Well. Lilly doesn’t know what to say to that, and Will doesn’t say anything else, but when she glances up from the dishes there’s that look on his face again, the one she seriously does not get. “Lilly,” he starts, curling a hand around her waist, and the jolt of his touch is so hot and surprising that she drops the plate she’s holding right into the enormous sink, where it shatters with a holy racket into a million tiny pieces. Lilly swears.

“Everything okay in there?” Charlie yells from the backyard.

“Everything’s great!” they yell back in perfect unison. Lilly makes a face. She shuts off the water and turns around to face him, his fingertips just grazing her rib cage through her tank top. She can see his chest moving as he breathes.

“This is ridiculous,” she announces, trying to sound like a person whose heart isn’t slamming wildly against the inside of her rib cage, whose entire body isn’t humming with frustration and want. “Let’s just get it out of our systems already, and then we never have to see each other again.”

“Romantic,” Will comments dryly. He tilts his head to the side, interested. “Is that our problem here, you think? Am I in your system?”

Lilly scoffs. “Oh please,” she says. “I think we know exactly who is in whose system.”

“I mean.” Will’s eyebrows twitch; he takes a step closer, backing her up against the counter.

Lilly swallows hard. This close he’s bigger than she thinks of him as being, all broad shoulders and solid chest, a full head taller than her. The palms of their hands brush down low at their sides.

“I keep thinking about you,” he confesses quietly. He’s got his fingers wrapped around her wrists now—his thumbs strokingover the thin, sensitive skin on the undersides, making tiny circles there. “I don’t want to, but I can’t help it. I can’t fucking stop.”

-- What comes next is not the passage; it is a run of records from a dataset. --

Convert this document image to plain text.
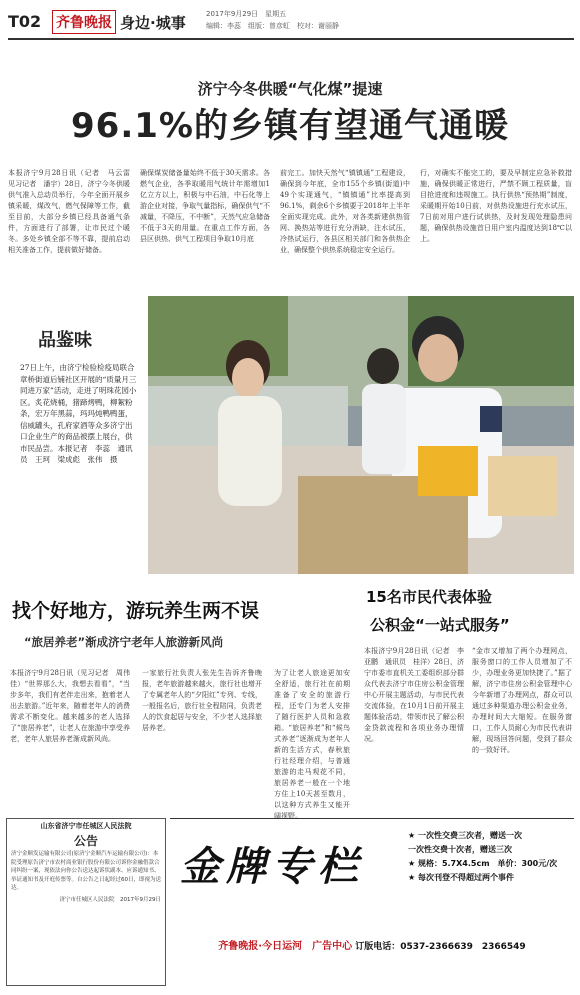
T02 齐鲁晚报 身边·城事	2017年9月29日　星期五
编辑：李蕊　组版：曾彦虹　校对：谢丽静
济宁今冬供暖“气化煤”提速
96.1%的乡镇有望通气通暖
本报济宁9月28日讯（记者　马云雷　见习记者　潘宇）28日，济宁今冬供暖供气准入总动员举行，今年全面开展乡镇采暖，煤改气，燃气保障等工作，截至目前，大部分乡镇已经具备通气条件，方面进行了部署，让市民过个暖冬。多处乡镇全部不等不靠，提前启动相关准备工作，提前做好储备。
确保煤炭储备量始终不低于30天需求。各燃气企业，各季取暖用气统计年需增加1亿立方以上，积极与中石油，中石化等上游企业对接，争取气量指标，确保供气“不减量，不降压，不中断”，天然气应急储备不低于3天的用量。在重点工作方面，各县区供热、供气工程项目争取10月底
前完工。加快天然气“镇镇通”工程建设，确保到今年底，全市155个乡镇(街道)中49个实现通气，“镇镇通”比率提高到96.1%，剩余6个乡镇要于2018年上半年全面实现完成。此外，对各类新建供热管网、换热站等进行充分消缺，注水试压，冷热试运行，各县区相关部门和各供热企业，确保整个供热系统稳定安全运行。
行，对确实不能完工的，要及早制定应急补救措施，确保供暖正常进行，严禁不顾工程质量，盲目抢进度和违规施工。执行供热“预热期”制度，采暖期开始10日前，对供热设施进行充水试压，7日前对用户进行试供热，及时发现处理隐患问题，确保供热设施首日用户室内温度达到18℃以上。
品鉴味
27日上午，由济宁检验检疫局联合章桥街道后铺社区开展的“质量月三同进万家”活动，走进了明珠花园小区。炙花烧桶，猪蹄烤鸭，柳絮粉条，宏万年黑蒜，玛玛炖鸭鸭蛋，信威罐头，孔府家酒等众多济宁出口企业生产的商品被摆上展台，供市民品尝。本报记者　李蕊　通讯员　王珂　梁成彪　张伟　摄
找个好地方，游玩养生两不误
“旅居养老”渐成济宁老年人旅游新风尚
本报济宁9月28日讯（见习记者　周伟佳）“世界那么大，我想去看看”，“当步多年，我们有老伴走出来，抱着老人出去旅游。”近年来，随着老年人的消费需求不断变化。越来越多的老人选择了“旅居养老”，让老人在旅游中享受养老，老年人旅居养老渐成新风尚。
一家旅行社负责人张先生告诉齐鲁晚报，老年旅游越来越火，旅行社也增开了专属老年人的“夕阳红”专列、专线，一般报名后，旅行社全程陪同，负责老人的饮食起居与安全，不少老人选择旅居养老。
为了让老人旅途更加安全舒适，旅行社在前期准备了安全的旅游行程，还专门为老人安排了随行医护人员和急救箱。“旅居养老”和“候鸟式养老”逐渐成为老年人新的生活方式，春秋旅行社经理介绍，与普通旅游的走马观花不同，旅居养老一般在一个地方住上10天甚至数月，以这种方式养生又能开阔视野。
15名市民代表体验
公积金“一站式服务”
本报济宁9月28日讯（记者　李亚鹏　通讯员　桂洋）28日，济宁市委市直机关工委组织部分群众代表去济宁市住房公积金管理中心开展主题活动，与市民代表交流体验，在10月1日前开展主题体验活动，带领市民了解公积金贷款流程和各项业务办理情况。
“金市又增加了两个办理网点，服务窗口的工作人员增加了不少，办理业务更加快捷了。”据了解，济宁市住房公积金管理中心今年新增了办理网点，群众可以通过多种渠道办理公积金业务，办理时间大大缩短。在服务窗口，工作人员耐心为市民代表讲解，现场回答问题，受到了群众的一致好评。
山东省济宁市任城区人民法院
公告
济宁金顺发运输有限公司(原济宁金顺汽车运输有限公司)：本院受理原告济宁市农村商业银行股份有限公司诉你金融借款合同纠纷一案，现依法向你公告送达起诉状副本、应诉通知书、举证通知书及开庭传票等。自公告之日起经过60日，即视为送达。
济宁市任城区人民法院　2017年9月29日
金牌专栏
★ 一次性交费三次者，赠送一次
一次性交费十次者，赠送三次
★ 规格：5.7X4.5cm　单价：300元/次
★ 每次刊登不得超过两个事件
齐鲁晚报·今日运河　广告中心 订版电话：0537-2366639　2366549
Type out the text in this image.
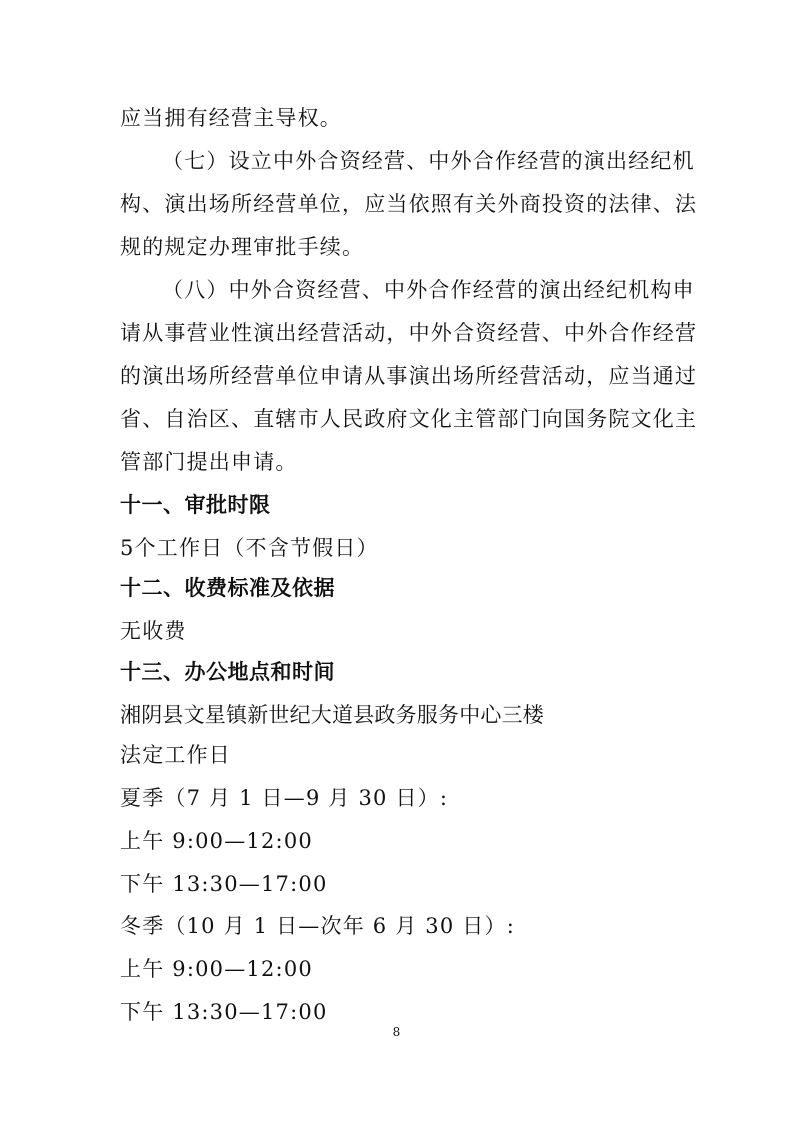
应当拥有经营主导权。
（七）设立中外合资经营、中外合作经营的演出经纪机
构、演出场所经营单位，应当依照有关外商投资的法律、法
规的规定办理审批手续。
（八）中外合资经营、中外合作经营的演出经纪机构申
请从事营业性演出经营活动，中外合资经营、中外合作经营
的演出场所经营单位申请从事演出场所经营活动，应当通过
省、自治区、直辖市人民政府文化主管部门向国务院文化主
管部门提出申请。
十一、审批时限
5个工作日（不含节假日）
十二、收费标准及依据
无收费
十三、办公地点和时间
湘阴县文星镇新世纪大道县政务服务中心三楼
法定工作日
夏季（7 月 1 日—9 月 30 日）:
上午 9:00—12:00
下午 13:30—17:00
冬季（10 月 1 日—次年 6 月 30 日）:
上午 9:00—12:00
下午 13:30—17:00
8
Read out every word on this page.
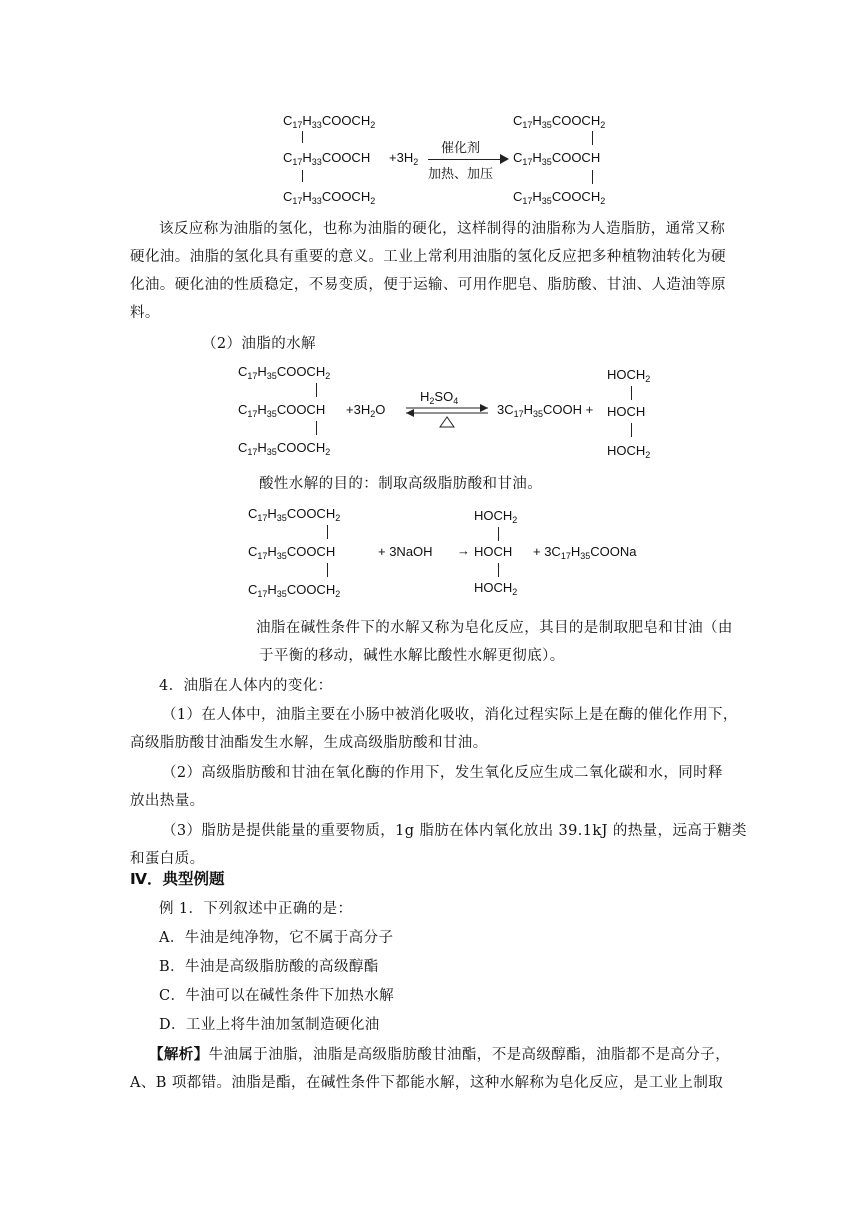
$C_{17}H_{33}COOCH_2$
$C_{17}H_{33}COOCH$
$C_{17}H_{33}COOCH_2$
$+3H_2$
催化剂
加热、加压
$C_{17}H_{35}COOCH_2$
$C_{17}H_{35}COOCH$
$C_{17}H_{35}COOCH_2$
该反应称为油脂的氢化，也称为油脂的硬化，这样制得的油脂称为人造脂肪，通常又称
硬化油。油脂的氢化具有重要的意义。工业上常利用油脂的氢化反应把多种植物油转化为硬
化油。硬化油的性质稳定，不易变质，便于运输、可用作肥皂、脂肪酸、甘油、人造油等原
料。
（2）油脂的水解
$C_{17}H_{35}COOCH_2$
$C_{17}H_{35}COOCH$
$C_{17}H_{35}COOCH_2$
$+3H_2O$
$H_2SO_4$
$3C_{17}H_{35}COOH$ +
$HOCH_2$
HOCH
$HOCH_2$
酸性水解的目的：制取高级脂肪酸和甘油。
$C_{17}H_{35}COOCH_2$
$C_{17}H_{35}COOCH$
$C_{17}H_{35}COOCH_2$
+ 3NaOH →
$HOCH_2$
HOCH
$HOCH_2$
+ $3C_{17}H_{35}COONa$
油脂在碱性条件下的水解又称为皂化反应，其目的是制取肥皂和甘油（由
于平衡的移动，碱性水解比酸性水解更彻底）。
4．油脂在人体内的变化：
（1）在人体中，油脂主要在小肠中被消化吸收，消化过程实际上是在酶的催化作用下，
高级脂肪酸甘油酯发生水解，生成高级脂肪酸和甘油。
（2）高级脂肪酸和甘油在氧化酶的作用下，发生氧化反应生成二氧化碳和水，同时释
放出热量。
（3）脂肪是提供能量的重要物质，1g 脂肪在体内氧化放出 39.1kJ 的热量，远高于糖类
和蛋白质。
Ⅳ．典型例题
例 1．下列叙述中正确的是：
A．牛油是纯净物，它不属于高分子
B．牛油是高级脂肪酸的高级醇酯
C．牛油可以在碱性条件下加热水解
D．工业上将牛油加氢制造硬化油
【解析】牛油属于油脂，油脂是高级脂肪酸甘油酯，不是高级醇酯，油脂都不是高分子，
A、B 项都错。油脂是酯，在碱性条件下都能水解，这种水解称为皂化反应，是工业上制取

Lilly laughs at that, loud and genuine. “Oh,” she teases, “now who’s romantic?”

“Can you not?” Will growls. “I’m serious.”

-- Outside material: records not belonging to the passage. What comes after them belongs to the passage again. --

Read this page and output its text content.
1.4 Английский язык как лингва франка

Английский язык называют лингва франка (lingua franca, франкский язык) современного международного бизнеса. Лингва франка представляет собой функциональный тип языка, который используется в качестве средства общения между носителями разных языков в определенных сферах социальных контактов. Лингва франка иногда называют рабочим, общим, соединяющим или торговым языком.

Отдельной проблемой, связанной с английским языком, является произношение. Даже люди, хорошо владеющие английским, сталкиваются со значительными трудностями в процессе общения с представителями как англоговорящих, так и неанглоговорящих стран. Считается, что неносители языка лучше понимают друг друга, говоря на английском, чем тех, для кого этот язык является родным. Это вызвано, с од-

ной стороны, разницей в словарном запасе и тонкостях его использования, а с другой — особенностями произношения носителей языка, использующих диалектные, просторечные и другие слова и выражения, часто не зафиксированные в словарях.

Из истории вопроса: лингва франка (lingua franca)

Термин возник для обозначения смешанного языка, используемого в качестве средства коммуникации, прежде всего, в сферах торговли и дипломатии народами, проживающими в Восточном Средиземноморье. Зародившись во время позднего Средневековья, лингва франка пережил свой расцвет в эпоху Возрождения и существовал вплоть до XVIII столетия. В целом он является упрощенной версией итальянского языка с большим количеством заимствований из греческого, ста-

“I know,” she promises. It’s not like she doesn’t understand the sentiment. It’s a relief to have him say it, to know for sure she’s not the only one. She looks up at him for a moment, her head thunking back against the upper row of cabinets. “What do you think?”

Will doesn’t answer. He doesn’t have to; the expression on his face is so nakedly, achingly specific that Lilly gasps. It reminds her of the wildfires that rip through California every summer—quick and uncontrollable and enormous, swallowing entire neighborhoods in the time it takes to call for help. Part of her wants to grab her valuables and run like her life depends on it. The rest of her wants to watch it burn.

“Come upstairs,” he mutters finally, and it sounds like he’s begging. “Lilly. Come upstairs with me.”

Lilly hesitates for a moment, considering it. On the one hand, sneaking off to Will Darcy’s bedroom in the middle of a dinner party would probably confirm her as exactly the kind of person Caroline Bingley goes around telling people she is.

On the other hand: fuck Caroline Bingley.

“Yeah.” Lilly slips her hand into his and tugs him in the direction of the staircase, nodding. “Let’s go.”

That’s when she hears a voice from the side of the house: “Yoo-hoo!” it calls, ringing out like a klaxon in the warm, still night. “Anybody home?”

Lilly freezes. She knows that voice. Will seems to know it, too, instinctive. “Is that—” he starts, but Lilly holds a hand up.

“Just—” She shakes her head, suddenly dizzy—desire or disbelief, she isn’t sure. “Don’t say anything for a second, will you?” She makes her way toward the patio on wobbly legs, sliding the back door open just as the gate swings wide at the side of the yard; Charlie and June are getting to their feet at the table, Caroline staring with naked disbelief.

“Mom,” Lilly says, and her voice sounds like it belongs to someone else entirely. “Hi.”